None of these big names have had easy paths to where they are. They have often put their company’s money, or their own, into ventures that failed to return any profits or worse, even failed to take off.

Not every deal is a successful one although we would like to think that these business personalities have all the answers.

We like to see them as symbols of success, with brilliant minds and the Midas touch; as people incapable of making blunders. However, risk-taking and failure are simply intrinsic parts of any business.

But a faulty business decision is not the same as failed integrity or abuse of trust for personal gain. In fact, they are the opposite.

Siphoning off multimillion bank loans meant for a company project to finance a lifestyle of luxury and indulgence is certainly unacceptable. This could include acquisition of opulent homes overseas and expensive liquor, among others.

Worse, while most of the money from the loans is spent, the project remains stalled, and a white knight has to be sought to clean up the mess.

For sure, the poor contractors would not have been paid and, in turn, the workers.

Malaysians are by now getting used to reading about some businessmen with Tan Sri titles being arrested, remanded, and investigated for various alleged crimes including money laundering.

Luxury cars, expensive watches, and jewellery are usually seized while bank accounts, both personal and their company’s, are frozen by the enforcement agencies.

It would not be wrong to suggest that we have even lost interest in cases involving a criminal Datuk or Datuk Seri – they’re just so prevalent nowadays. There is only excitement when a Tan Sri is implicated.

These arrests make big news, and the identities of these personalities are often speculated about quite accurately. After all, Malaysia is a small country and it is hard to keep these things a secret, but Malaysians also want to see these errant figures being formally charged in the courts.

Many high-profile cases seem to have quietly faded away after a while, leaving many of us wondering why. Is it because there are insufficient grounds to charge them or are there other reasons that the public can only speculate about, rightly or wrongly?

It doesn’t help the authorities if these cases turn cold, whether they involve the police or the Malaysian Anti-Corruption Commission.

More importantly, the recent cases of abuses of financial resources raises ethical, economic, and legal concerns.

Bank loans provide businesses with capital to grow, innovate, and sustain operations – not to fulfil personal delights.

Our institutions extend these loans based on trust, business plans, and the borrower’s plans, projections, and credibility.

It is fraud when loans are redirected towards something else under the pretext of developing the business project. Those who do so are not mere failed businessmen, they are criminals who have failed to uphold integrity and credibility.

They have betrayed the institutions, including banks, that provided the support.

But there is also another serious question: What has happened to the auditors, internal and external, and bank officials, who are supposed to keep track of such projects, and how the money has been used?

These abuses, at so many levels, are disturbing and chilling, as they are a clear reflection of deep ethical rot.
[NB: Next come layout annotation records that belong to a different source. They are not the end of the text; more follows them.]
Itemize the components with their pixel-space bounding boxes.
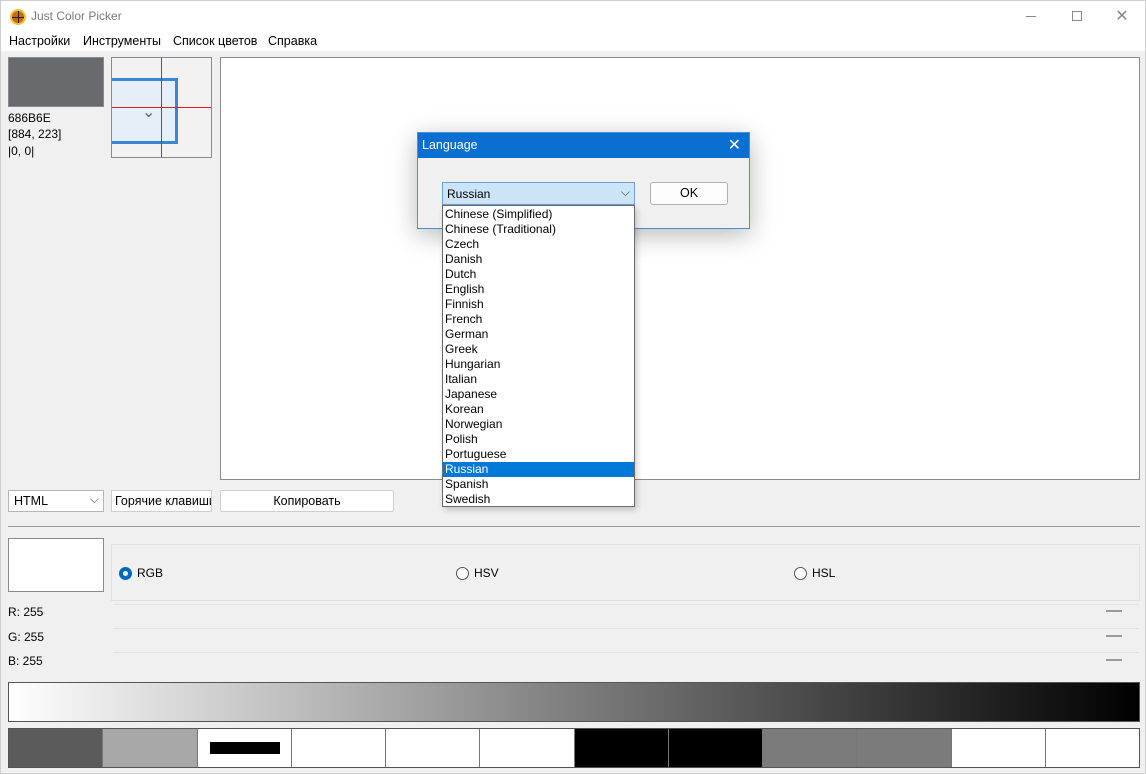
radio-rgb-label: RGB [137,566,164,580]
blue-slider-thumb[interactable] [1106,659,1122,661]
minimize-icon [1026,15,1036,17]
gradient-bar[interactable] [8,682,1140,722]
red-value-label: R: 255 [8,605,44,619]
palette-swatch[interactable] [951,729,1046,767]
menu-settings[interactable]: Настройки [9,34,70,48]
language-option[interactable]: Portuguese [443,447,634,462]
crosshair-horizontal [112,107,211,108]
chevron-down-icon: ⌵ [89,492,99,506]
palette-swatch[interactable] [668,729,763,767]
minimize-button[interactable] [1008,1,1054,31]
radio-selected-icon [119,566,132,580]
language-option[interactable]: Finnish [443,297,634,312]
dialog-title: Language [422,138,478,152]
palette-swatch[interactable] [480,729,575,767]
color-model-panel [111,544,1140,601]
dialog-title-bar: Language ✕ [418,133,749,158]
copy-button[interactable]: Копировать [220,490,394,512]
language-option[interactable]: Japanese [443,387,634,402]
red-slider-track[interactable] [113,604,1139,605]
current-color-swatch [8,57,104,107]
language-option[interactable]: Russian [443,462,634,477]
radio-hsv-label: HSV [474,566,499,580]
language-option[interactable]: German [443,327,634,342]
language-option[interactable]: Greek [443,342,634,357]
format-select-value: HTML [14,494,49,508]
language-option[interactable]: Swedish [443,492,634,507]
radio-hsl-label: HSL [812,566,836,580]
radio-hsv[interactable]: HSV [456,566,499,580]
palette-swatch[interactable] [574,729,669,767]
green-slider-thumb[interactable] [1106,635,1122,637]
language-option[interactable]: Spanish [443,477,634,492]
language-select-value: Russian [447,187,491,201]
language-option[interactable]: Italian [443,372,634,387]
blue-value-label: B: 255 [8,654,43,668]
hotkeys-button[interactable]: Горячие клавиши [111,490,212,512]
color-picker-app-icon [10,9,26,25]
color-list-area[interactable] [220,57,1140,480]
title-bar: Just Color Picker ✕ [1,1,1145,31]
screen-coordinates: [884, 223] [8,127,62,141]
dialog-close-icon[interactable]: ✕ [728,135,741,155]
radio-unselected-icon [794,566,807,580]
radio-rgb[interactable]: RGB [119,566,163,580]
app-window: Just Color Picker ✕ Настройки Инструмент… [0,0,1146,774]
language-option[interactable]: Polish [443,432,634,447]
hex-value: 686B6E [8,111,51,125]
maximize-icon [1072,11,1082,21]
magnifier-view: ⌄ [111,57,212,158]
green-slider-track[interactable] [113,628,1139,629]
menu-color-list[interactable]: Список цветов [173,34,257,48]
picked-color-swatch [8,538,104,592]
close-icon: ✕ [1115,8,1129,25]
language-option[interactable]: Hungarian [443,357,634,372]
red-slider-thumb[interactable] [1106,610,1122,612]
radio-unselected-icon [456,566,469,580]
cursor-icon: ⌄ [142,104,156,121]
palette-swatch[interactable] [103,729,198,767]
crosshair-vertical [161,58,162,157]
palette-swatch[interactable] [386,729,481,767]
maximize-button[interactable] [1054,1,1100,31]
language-option[interactable]: Chinese (Simplified) [443,207,634,222]
format-select[interactable]: HTML ⌵ [8,490,104,512]
language-select[interactable]: Russian ⌵ [442,182,635,205]
divider [8,526,1140,527]
palette-swatch[interactable] [857,729,952,767]
palette-swatch[interactable] [197,729,292,767]
language-option[interactable]: French [443,312,634,327]
palette-swatch[interactable] [9,729,104,767]
window-title: Just Color Picker [31,9,122,23]
close-button[interactable]: ✕ [1099,1,1145,31]
chevron-down-icon: ⌵ [620,185,630,199]
relative-coordinates: |0, 0| [8,144,35,158]
language-option[interactable]: Norwegian [443,417,634,432]
color-palette [8,728,1140,768]
language-option[interactable]: Czech [443,237,634,252]
palette-swatch[interactable] [291,729,386,767]
menu-tools[interactable]: Инструменты [83,34,161,48]
language-option[interactable]: English [443,282,634,297]
menu-bar: Настройки Инструменты Список цветов Спра… [1,31,1145,51]
language-option[interactable]: Danish [443,252,634,267]
blue-slider-track[interactable] [113,652,1139,653]
green-value-label: G: 255 [8,630,45,644]
language-option[interactable]: Chinese (Traditional) [443,222,634,237]
language-option[interactable]: Korean [443,402,634,417]
menu-help[interactable]: Справка [268,34,317,48]
radio-hsl[interactable]: HSL [794,566,835,580]
palette-swatch[interactable] [763,729,858,767]
palette-swatch[interactable] [1045,729,1139,767]
palette-inner-swatch [209,742,280,754]
language-dropdown-list: Chinese (Simplified) Chinese (Traditional… [442,205,635,507]
language-option[interactable]: Dutch [443,267,634,282]
ok-button[interactable]: OK [650,182,728,205]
They also mean weaknesses in monitoring mechanisms.

There are legal, enforcement, and regulatory areas that need improvement.

When professional bodies and experts are implicated, it takes on another dimension because they are seen to have willingly engaged in deceit and fraud. It no longer involves one dishonest individual but a trail of bad actors leveraging on connections and falsifying documentation while hiding away facts and figures.

When accountability flies out of the windows of accounting firms, then we have hit rock bottom.

If there is a lesson to be learnt here, it’s that we should not be so quick to award titles and honours, and highlight superficial successes.

They may have a Tan Sri to their names but they are failures if they have no ethics. These crooks don’t deserve any badge of honour, and any they wear should be taken away.